The idea of free will is used to justify the unjustifiable. Those most keen to uphold the idea of free will are those who live comfortably within the present social and moral 'dispensation' and want to preserve it. Their belief allows them to dismiss and denigrate those whose lives are bleak (because they could perfectly well change them by an act of 'free will') and to admire the rich and powerful (because they have done just that). All positions in life are thus somehow 'deserved' - a comforting thought indeed.

We cling to the idea of free will because we're still a savage species. You won't have liked some of my earlier assertions and you certainly won't like this one - but surely it's true. Evolution has not (yet) produced in us a species dedicated to the general welfare of its own members or with any strong inhibitions against killing, harming or exploiting them. (If you doubt this, pick up a newspaper.) We are still a savage species, and free will belief lets some of it out of the cage in which, most of the time, civilisation confines it.

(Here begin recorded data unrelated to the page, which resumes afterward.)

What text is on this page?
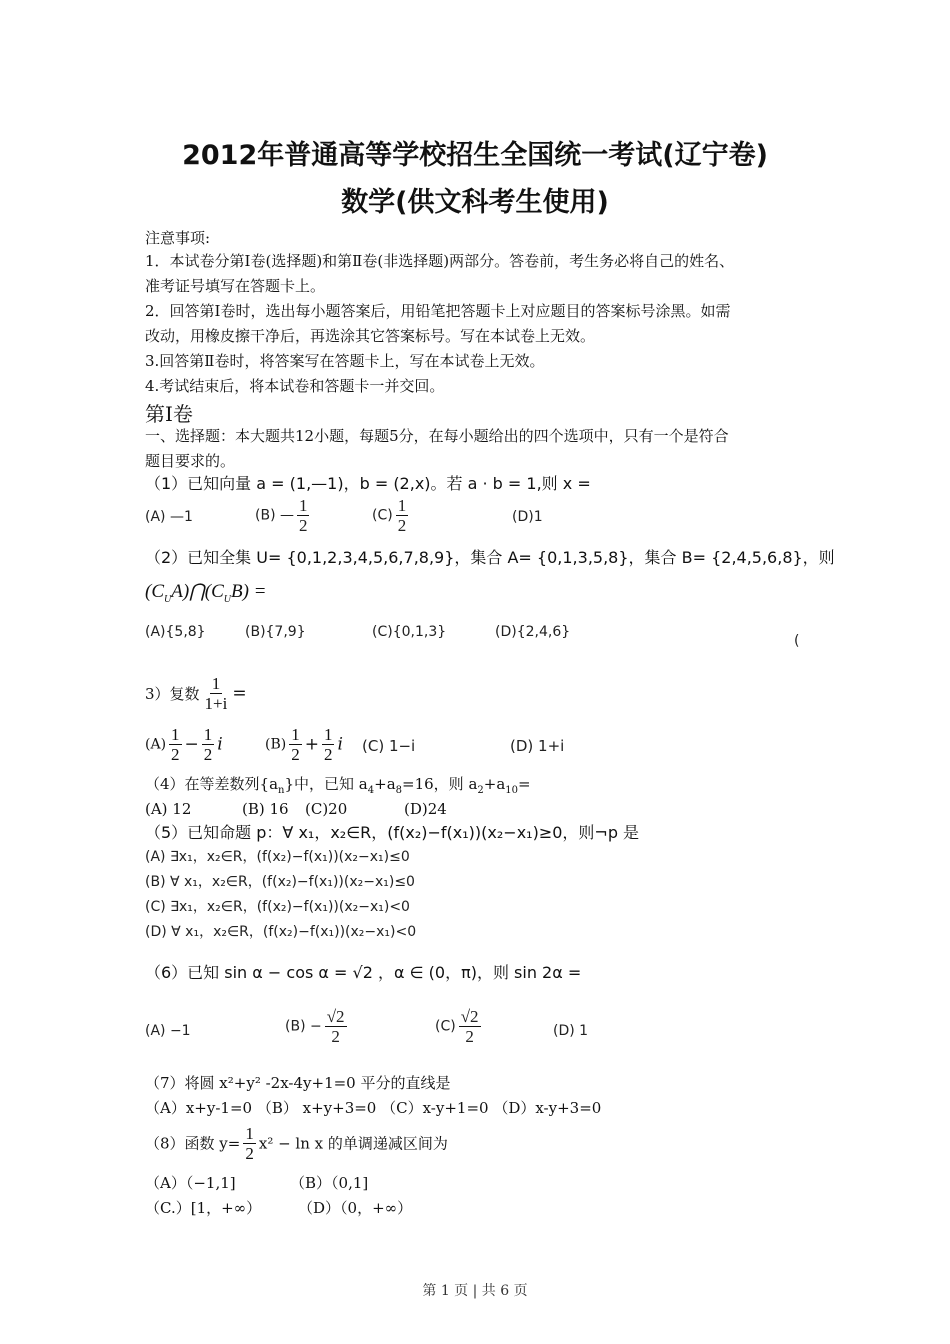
2012年普通高等学校招生全国统一考试(辽宁卷)
数学(供文科考生使用)
注意事项:
1．本试卷分第Ⅰ卷(选择题)和第Ⅱ卷(非选择题)两部分。答卷前，考生务必将自己的姓名、
准考证号填写在答题卡上。
2．回答第Ⅰ卷时，选出每小题答案后，用铅笔把答题卡上对应题目的答案标号涂黑。如需
改动，用橡皮擦干净后，再选涂其它答案标号。写在本试卷上无效。
3.回答第Ⅱ卷时，将答案写在答题卡上，写在本试卷上无效。
4.考试结束后，将本试卷和答题卡一并交回。
第Ⅰ卷
一、选择题：本大题共12小题，每题5分，在每小题给出的四个选项中，只有一个是符合
题目要求的。
（1）已知向量 a = (1,—1)，b = (2,x)。若 a · b = 1,则 x =
(A) —1	(B) — $\frac{1}{2}$	$(C) \frac{1}{2}$	(D)1
（2）已知全集 U= {0,1,2,3,4,5,6,7,8,9}，集合 A= {0,1,3,5,8}，集合 B= {2,4,5,6,8}，则
$(C_UA)⋂(C_UB)$ =
(A){5,8}	(B){7,9}	(C){0,1,3}	(D){2,4,6}
(
3）复数 $\frac{1}{1+i}$ =
$(A) \frac{1}{2} - \frac{1}{2}$ i	$(B) \frac{1}{2} + \frac{1}{2}$ i (C) 1−i	(D) 1+i
（4）在等差数列$\{a_n\}$中，已知 $a_4+a_8=16$，则 $a_2+a_{10}=$
(A) 12	(B) 16 (C)20	(D)24
（5）已知命题 p：∀ x₁，x₂∈R，(f(x₂)−f(x₁))(x₂−x₁)≥0，则¬p 是
(A) ∃x₁，x₂∈R，(f(x₂)−f(x₁))(x₂−x₁)≤0
(B) ∀ x₁，x₂∈R，(f(x₂)−f(x₁))(x₂−x₁)≤0
(C) ∃x₁，x₂∈R，(f(x₂)−f(x₁))(x₂−x₁)<0
(D) ∀ x₁，x₂∈R，(f(x₂)−f(x₁))(x₂−x₁)<0
（6）已知 sin α − cos α = √2 ，α ∈ (0，π)，则 sin 2α =
(A) −1	$(B) - \frac{√2}{2}$	$(C) \frac{√2}{2}$	(D) 1
（7）将圆 x²+y² -2x-4y+1=0 平分的直线是
（A）x+y-1=0 （B） x+y+3=0 （C）x-y+1=0 （D）x-y+3=0
（8）函数 $y= \frac{1}{2} x^2 - \ln x$ 的单调递减区间为
（A）（−1,1]	（B）（0,1]
（C.）[1，+∞） （D）（0，+∞）
第 1 页 | 共 6 页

Rejecting 'free will' doesn't have to change your life. But there's an important distinction between reason and emotion. Acceptance of the case against free will is not going to sweep away the emotional foundations, which underpin our lives. A rather eminent lawyer who read my second book said that she was intellectually convinced by it but couldn't accept it emotionally. I get that: many would feel the same. But even emotional attitudes can change over time and we may find that this one changes gradually - if our savagery doesn't destroy us first.